1022. À SA NIÈCE CAROLINE.
Paris, mercredi matin, 5 mai 1869.
Mon Loulou,

Le père Cloquet pense que ton voyage en Norvège te fera grand bien ; que ne puis-je vous accompagner ! Moi aussi, j’aurais bien besoin d’un petit voyage ! mais…

J’espère dans quinze jours ou trois semaines avoir enfin terminé mon roman ! c’est-à-dire donné au copiste les premières pages vers le 20 ou le 25 de ce mois. Quel soulagement ! Quant à une lecture entre nous deux, la partie me semble manquée, irrévocablement ; il faut attendre le livre imprimé. Toi et ton mari, vous ne devez pas manquer de sujets de conversation : 1o le voyage ; 2o l’ameublement de l’hôtel ! Penses-tu à la manière dont ton oncle Achille Dupont en parlera ? Tu vas marcher, dans son estime, immédiatement après la baronne, puisque, ayant déjà une « délicieuse villa » à Dieppe, tu auras un « charmant hôtel » à Paris.

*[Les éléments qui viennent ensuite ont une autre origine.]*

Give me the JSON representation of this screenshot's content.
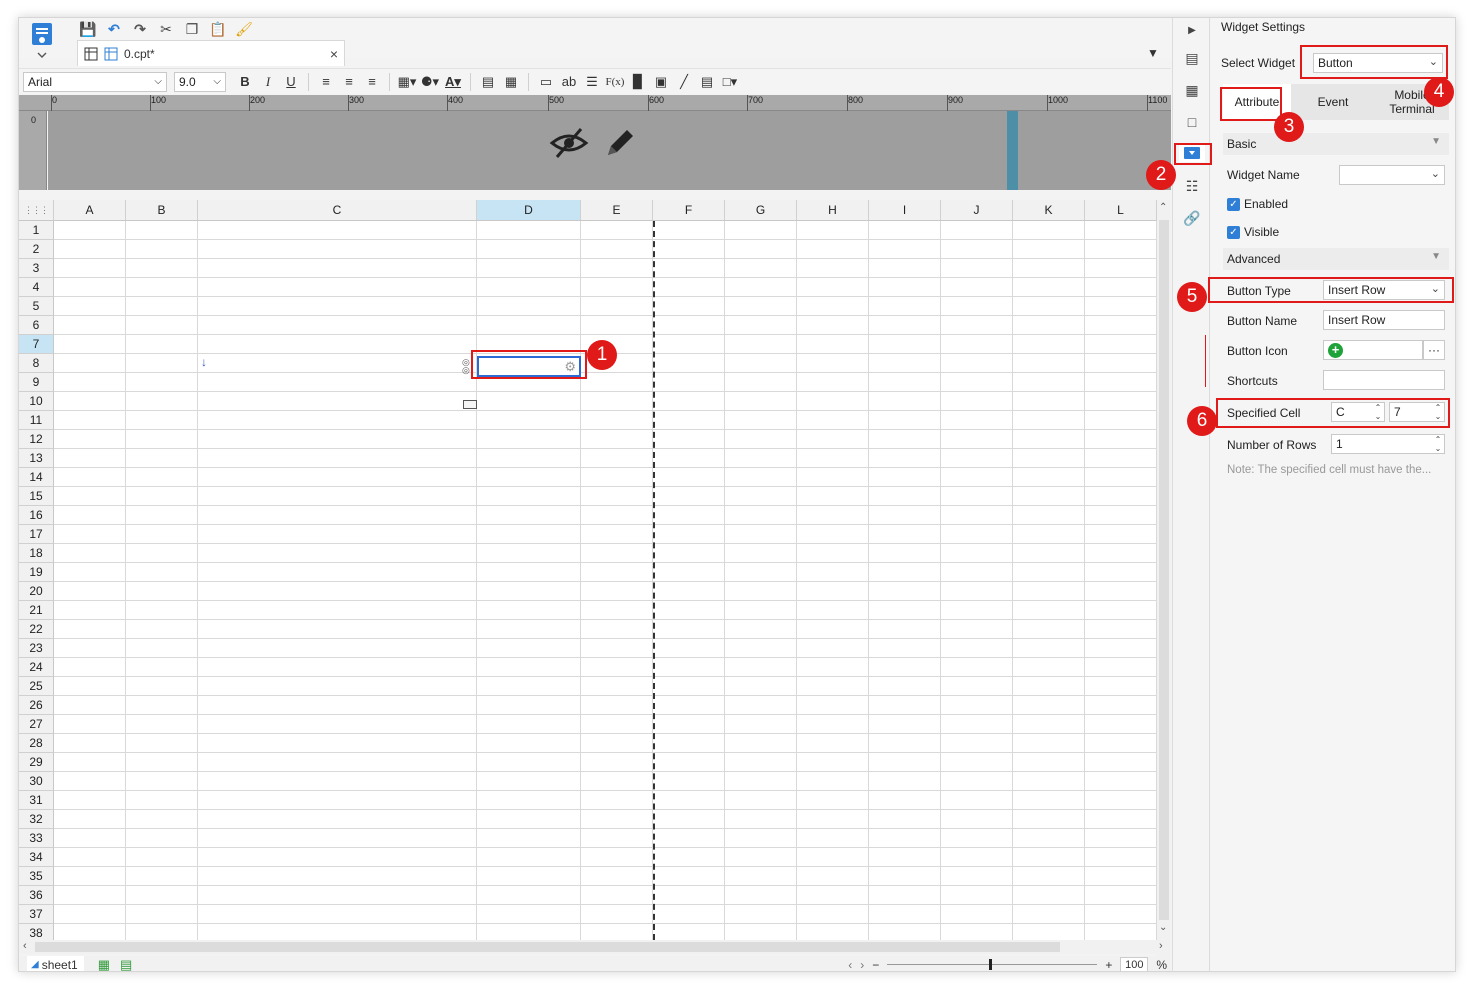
{
  "doc_tab": {
    "name": "0.cpt*",
    "close": "×"
  },
  "toolbar": {
    "font": "Arial",
    "size": "9.0",
    "bold": "B",
    "italic": "I",
    "underline": "U",
    "text_tool": "ab",
    "formula_tool": "F(x)"
  },
  "ruler": {
    "ticks": [
      "0",
      "100",
      "200",
      "300",
      "400",
      "500",
      "600",
      "700",
      "800",
      "900",
      "1000",
      "1100"
    ],
    "vertical_zero": "0"
  },
  "grid": {
    "columns": [
      "A",
      "B",
      "C",
      "D",
      "E",
      "F",
      "G",
      "H",
      "I",
      "J",
      "K",
      "L"
    ],
    "rows": [
      "1",
      "2",
      "3",
      "4",
      "5",
      "6",
      "7",
      "8",
      "9",
      "10",
      "11",
      "12",
      "13",
      "14",
      "15",
      "16",
      "17",
      "18",
      "19",
      "20",
      "21",
      "22",
      "23",
      "24",
      "25",
      "26",
      "27",
      "28",
      "29",
      "30",
      "31",
      "32",
      "33",
      "34",
      "35",
      "36",
      "37",
      "38"
    ],
    "selected_column": "D",
    "selected_row": "7"
  },
  "sheetbar": {
    "sheet_name": "sheet1",
    "zoom_value": "100",
    "zoom_unit": "%",
    "zoom_minus": "−",
    "zoom_plus": "+"
  },
  "panel": {
    "title": "Widget Settings",
    "select_widget_label": "Select Widget",
    "select_widget_value": "Button",
    "tabs": {
      "attribute": "Attribute",
      "event": "Event",
      "mobile": "Mobile Terminal"
    },
    "basic": "Basic",
    "widget_name_label": "Widget Name",
    "widget_name_value": "",
    "enabled_label": "Enabled",
    "visible_label": "Visible",
    "advanced": "Advanced",
    "button_type_label": "Button Type",
    "button_type_value": "Insert Row",
    "button_name_label": "Button Name",
    "button_name_value": "Insert Row",
    "button_icon_label": "Button Icon",
    "button_icon_more": "···",
    "shortcuts_label": "Shortcuts",
    "shortcuts_value": "",
    "specified_cell_label": "Specified Cell",
    "specified_cell_col": "C",
    "specified_cell_row": "7",
    "rows_label": "Number of Rows",
    "rows_value": "1",
    "note": "Note: The specified cell must have the..."
  },
  "callouts": [
    "1",
    "2",
    "3",
    "4",
    "5",
    "6"
  ],
  "colors": {
    "highlight": "#e01919",
    "selection": "#2e6ad6",
    "header_selected": "#c7e4f5",
    "checkbox": "#2f7fd6",
    "accent_bar": "#4e8fa8"
  }
}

Mais comment faire passer la chose à notre pauvre vieille ? Pourvu qu’elle ne l’apprenne pas avant votre retour !

Tu as sans doute lu dans les feuilles le détail de la fête qu’a donnée jeudi dernier la princesse Mathilde à son cousin. J’ai contemplé de près, pendant longtemps, celui qui nous a sauvés. Son épouse paraît m’avoir oublié. En revanche, j’ai beaucoup causé avec Mme de Metternich. Je suis invité à aller demain entendre chanter, chez Mme Espinasse, une dame de Bordeaux que j’ai entendue déjà il y a deux ans et qui est fort curieuse. Je n’irai probablement pas, car j’ai envie de me cloîtrer pendant quelques jours pour avoir fini plus vite.

En fait de bêtise parisienne, que dis-tu de ceci ? Hier, pendant que la pluie tombait le plus fort, les bourgeois qui habitent en face de moi dînaient sur leur terrasse, à l’abri d’une tente, et il faisait un froid de chien ! J’avais du feu !

Adieu, pauvre loulou. Écris-moi longuement et aime toujours

Ton vieil oncle en pain d’épice qui t’embrasse.